THE farmers' market movement in this country is not as well developed as it is in the USA. Over there most towns have at least one market and, in many cases, more. Many farmers make all their living from selling their produce through these outlets. Here it is not the case.

Many farmers use these markets as part of their business, but not all types of farmer can benefit.

It is difficult to imagine how, for example, a sugar beet producer could make use of such an outlet.

It seems to me that one of the main reasons there are so many more farmer's markets there than here comes back to the nature of retailing in this country. The distance involved is another.

Many observers regard the UK supermarkets as the most highly developed and sophisticated in the world.

They provide a huge range of goods, but their origins were mostly in the food sector of retailing. That is where their impact has been greatest.

For hundreds of years markets came to towns when people who grew vegetables, or produced meat, used to gather together in a centre of population to sell the output surplus to that which they needed to avoid starvation.

The original stallholders were farmers. As the years went on the retailing was split from the production. Basically that remains the case.

There has been a small swing to producers gathering together to sell direct to their consumers.

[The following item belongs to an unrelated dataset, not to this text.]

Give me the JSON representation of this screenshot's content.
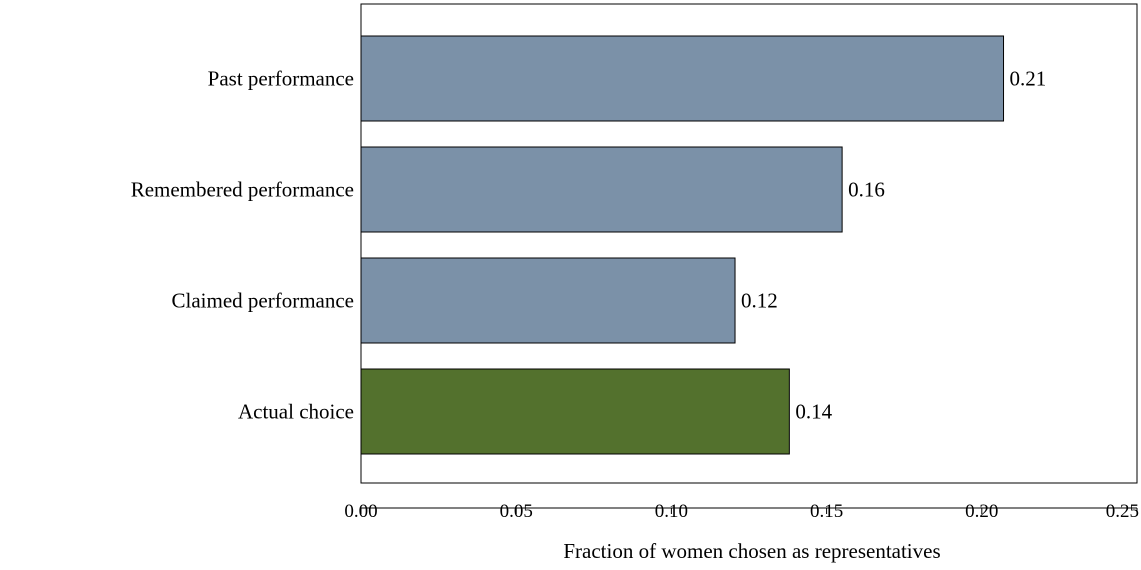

There is now quite a large number of farmers' markets but, in terms of the total production of the farming industry, the surface has hardly been scratched.

There have been a number of initiatives to encourage local stores to take produce from local producers.

Although the distances in Britain are not great, it cannot make sense to transport live animals to abattoirs miles from their origin, just to transport them back again to be sold near to where they were produced. The roads are already overcrowded.

Similarly, it makes no sense to haul vegetables miles to a packing factory.

In this context the initiative from the Prince of Wales and the Institute of Grocery Distribution to encourage local producers and retailers to get together to sell locally-produced food is to be welcomed.

There does seem to be more genuine interest in the origin of food.

Good butchers have always been able to offer traceability. They know where their meat comes from and, therefore, so can the customer.

More notice may be taken of this initiative, with backers like these, than is usually the case.

Supermarkets sell most of the food in this country. It is difficult to imagine a situation where that will not be the case.

There will always be small outlets for specialist produce, and for those who do not, for whatever reason, like to shop in supermarkets.

The St. Nicholas Fayre, scheduled to start in York city centre on November 22 is a case in point.

Twenty-two producers of specialist goods will be doing their best to sell as much of their output as possible directly to the consumers.

It is idle to pretend that their united efforts represent a major change to the buying habits of the great British consumer.

However, for those few producers it will make a small difference. A few more jobs will be a little more secure. There will be a little more money to go into the local economy to buy everything from CDs to cars.

We live in an every-little-helps' world and for this little help we should all be grateful.